Of course, the machine also needs the ability to perform a conditional branch. We base conditional branches on skip instructions, or more specifically, we set up a range of memory addresses where a store to one of these addresses will cause the next instruction in sequence to be skipped if the designated condition is true of the value just stored. The addresses for this take the following form, useful only as a destination address:

``` _________________________________________________________ _____
|_|_|_|_|_|_|_|_|_|_|_|_|_|_|_|_|_|_|_|_|_|_|_|_|_|_|_|_|_|_|_|_|
|1 1 1 1 1 1 1 1 1 1 1 1 1 1 1 1 1 1 1 1 1 1 1 1 1 1 1 1 0|c c c|
|                            ALU                          |COND |
```

The skip conditions are given by the 3 least significant bits of the address:

0 0 0 skip if zero
0 0 1 skip if less than zero
0 1 0 skip if greater than zero
0 1 1 skip if even
1 0 0 skip if nonzero
1 0 1 skip if greater than or equal to zero
1 1 0 skip if less than or equal to zero
1 1 1 skip if odd

For one, can you recognize how to program it? You've heard this before: The first step in evaluating a computer architecture is to evaluate whether it is, in fact, a general purpose machine. For a Von Neumann architecture, this means verifying that its memory addressing is sufficiently general to allow all possible data and control structures to be exploited.

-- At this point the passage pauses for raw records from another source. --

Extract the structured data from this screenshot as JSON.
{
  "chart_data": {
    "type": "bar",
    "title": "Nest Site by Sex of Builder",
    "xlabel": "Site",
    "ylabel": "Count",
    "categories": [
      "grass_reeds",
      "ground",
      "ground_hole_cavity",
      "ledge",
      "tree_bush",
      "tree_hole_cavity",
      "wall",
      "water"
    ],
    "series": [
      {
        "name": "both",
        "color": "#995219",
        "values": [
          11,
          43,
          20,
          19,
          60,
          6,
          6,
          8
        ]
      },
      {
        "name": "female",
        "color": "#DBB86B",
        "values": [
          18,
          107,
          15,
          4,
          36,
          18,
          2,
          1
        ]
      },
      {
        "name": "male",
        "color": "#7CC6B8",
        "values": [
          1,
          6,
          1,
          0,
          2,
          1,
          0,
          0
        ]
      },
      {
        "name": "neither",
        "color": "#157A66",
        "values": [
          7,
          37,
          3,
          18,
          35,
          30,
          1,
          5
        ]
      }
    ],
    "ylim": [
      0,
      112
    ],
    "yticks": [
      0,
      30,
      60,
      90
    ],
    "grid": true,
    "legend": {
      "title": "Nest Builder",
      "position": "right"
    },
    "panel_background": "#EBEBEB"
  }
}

How do you manipulate data structures? It would be nice to be able to use something like indexed addressing, but our millionaire patron seems to have disregarded this in the above proposal. How could you add anything like indexing to this kind of architecture? Hint: Who needs the full generality of 32 bit addresses. Consider using the high 4 bits of the address to select the index register. In that case, the indexed addressing mechanism resembles a memory management unit, adding 28-bit displacements to the contents of one of 16 base registers.

A second broad class of questions revolves around implementation of this instruction set.

Work out the data paths in the ALU/register system, particularly, the alignment network and other logic involved in getting a source operand and the alignment network and ALU data paths involved in storing a destination operand to this unit.

Thinking about the ALU, in what ways does this machine resemble a VLIW machine, and in what ways is it definitely not one.

Work out the pipeline structure of this machine, with a focus on interstage registers and data paths in the instruction execution unit. Then think about the memory interface of this system: How many ports are there to the memory arbitration unit? What are their relative priorities. Are all ports the same width, or are there wide ports and narrow ports, and if so, what width. Does your answer change if you require all instructions to begin with an even-numbered 32-bit word?

How do you add indexing to the pipelined structure? How does this involve the ALU with the internal details of the CPU, assuming that we go for general purpose addressing?

What problems does this machine pose if you want to add pipeline interlocks and block instructions that depend on others that are not yet complete? Also, are there any barriers to result forwarding on this machine?

What alternative models for interrupt processing might work with this machine.